Arbitrum DAO Approves Release of Frozen ETH to Aave-Led Recovery Effort

Arbitrum’s decentralized autonomous organization has voted to let go of ether locked since a protocol exploit, clearing the way for an Aave-led team to recover the funds. Delegates approved the transfer on Wednesday, but Arbitrum’s built-in governance delay means the actual movement of tokens won’t happen for at least another eight days.

What the vote unlocked

The frozen ETH — an amount the exploit had stranded in a smart contract — had been sitting untouched while the community debated how to handle it. Under the approved plan, the funds will go to a recovery effort spearheaded by the Aave lending protocol. The exact size of the stash wasn’t disclosed in the proposal, but delegates characterized it as a significant pool of capital that could otherwise remain locked indefinitely.

Approval came after weeks of discussion on Arbitrum’s governance forum. Supporters argued that releasing the ETH to Aave’s team was the quickest path to restoring it to users or the protocol treasury. Opponents raised concerns about setting a precedent for centralized intervention, but the majority ultimately sided with the recovery plan.

The eight-day waiting period

Arbitrum’s governance framework doesn’t allow for instant execution of approved proposals. A mandatory delay of at least eight days is baked into the system — a feature designed to give token holders time to review decisions and, if necessary, challenge them. That means the earliest the frozen ETH can move is late next week.

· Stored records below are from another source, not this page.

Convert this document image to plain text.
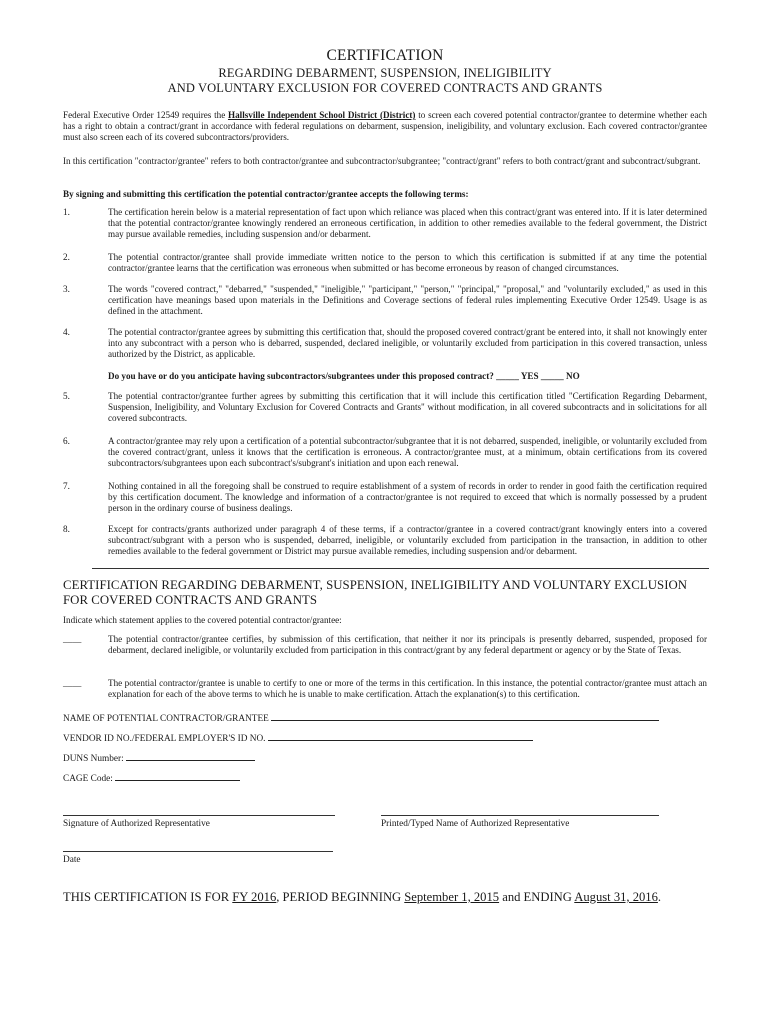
CERTIFICATION
REGARDING DEBARMENT, SUSPENSION, INELIGIBILITY
AND VOLUNTARY EXCLUSION FOR COVERED CONTRACTS AND GRANTS
Federal Executive Order 12549 requires the Hallsville Independent School District (District) to screen each covered potential contractor/grantee to determine whether each has a right to obtain a contract/grant in accordance with federal regulations on debarment, suspension, ineligibility, and voluntary exclusion. Each covered contractor/grantee must also screen each of its covered subcontractors/providers.
In this certification "contractor/grantee" refers to both contractor/grantee and subcontractor/subgrantee; "contract/grant" refers to both contract/grant and subcontract/subgrant.
By signing and submitting this certification the potential contractor/grantee accepts the following terms:
1.	The certification herein below is a material representation of fact upon which reliance was placed when this contract/grant was entered into. If it is later determined that the potential contractor/grantee knowingly rendered an erroneous certification, in addition to other remedies available to the federal government, the District may pursue available remedies, including suspension and/or debarment.
2.	The potential contractor/grantee shall provide immediate written notice to the person to which this certification is submitted if at any time the potential contractor/grantee learns that the certification was erroneous when submitted or has become erroneous by reason of changed circumstances.
3.	The words "covered contract," "debarred," "suspended," "ineligible," "participant," "person," "principal," "proposal," and "voluntarily excluded," as used in this certification have meanings based upon materials in the Definitions and Coverage sections of federal rules implementing Executive Order 12549. Usage is as defined in the attachment.
4.	The potential contractor/grantee agrees by submitting this certification that, should the proposed covered contract/grant be entered into, it shall not knowingly enter into any subcontract with a person who is debarred, suspended, declared ineligible, or voluntarily excluded from participation in this covered transaction, unless authorized by the District, as applicable.
Do you have or do you anticipate having subcontractors/subgrantees under this proposed contract? _____ YES _____ NO
5.	The potential contractor/grantee further agrees by submitting this certification that it will include this certification titled "Certification Regarding Debarment, Suspension, Ineligibility, and Voluntary Exclusion for Covered Contracts and Grants" without modification, in all covered subcontracts and in solicitations for all covered subcontracts.
6.	A contractor/grantee may rely upon a certification of a potential subcontractor/subgrantee that it is not debarred, suspended, ineligible, or voluntarily excluded from the covered contract/grant, unless it knows that the certification is erroneous. A contractor/grantee must, at a minimum, obtain certifications from its covered subcontractors/subgrantees upon each subcontract's/subgrant's initiation and upon each renewal.
7.	Nothing contained in all the foregoing shall be construed to require establishment of a system of records in order to render in good faith the certification required by this certification document. The knowledge and information of a contractor/grantee is not required to exceed that which is normally possessed by a prudent person in the ordinary course of business dealings.
8.	Except for contracts/grants authorized under paragraph 4 of these terms, if a contractor/grantee in a covered contract/grant knowingly enters into a covered subcontract/subgrant with a person who is suspended, debarred, ineligible, or voluntarily excluded from participation in the transaction, in addition to other remedies available to the federal government or District may pursue available remedies, including suspension and/or debarment.
CERTIFICATION REGARDING DEBARMENT, SUSPENSION, INELIGIBILITY AND VOLUNTARY EXCLUSION FOR COVERED CONTRACTS AND GRANTS
Indicate which statement applies to the covered potential contractor/grantee:
____	The potential contractor/grantee certifies, by submission of this certification, that neither it nor its principals is presently debarred, suspended, proposed for debarment, declared ineligible, or voluntarily excluded from participation in this contract/grant by any federal department or agency or by the State of Texas.
____	The potential contractor/grantee is unable to certify to one or more of the terms in this certification. In this instance, the potential contractor/grantee must attach an explanation for each of the above terms to which he is unable to make certification. Attach the explanation(s) to this certification.
NAME OF POTENTIAL CONTRACTOR/GRANTEE
VENDOR ID NO./FEDERAL EMPLOYER'S ID NO.
DUNS Number:
CAGE Code:
Signature of Authorized Representative	Printed/Typed Name of Authorized Representative
Date
THIS CERTIFICATION IS FOR FY 2016, PERIOD BEGINNING September 1, 2015 and ENDING August 31, 2016.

The delay isn’t unusual for Arbitrum. Similar timelocks apply to most governance actions, from parameter tweaks to treasury allocations. In this case, the wait gives the Aave team time to prepare the technical infrastructure required to sweep the funds and distribute them according to the plan’s stated goals.

What comes next

Once the eight-day window closes, the recovery team will gain access to the smart contract holding the frozen ether. From there, they’ll execute a series of steps to extract the ETH and move it into a controlled address. The exact distribution — whether to repay affected users, replenish protocol reserves, or cover gas costs — hasn’t been fully detailed, but the proposal’s authors promised a transparent accounting.

Until then, the ETH stays locked. And the DAO’s delegates will be watching closely to see whether the recovery effort proceeds as smoothly as the vote suggested.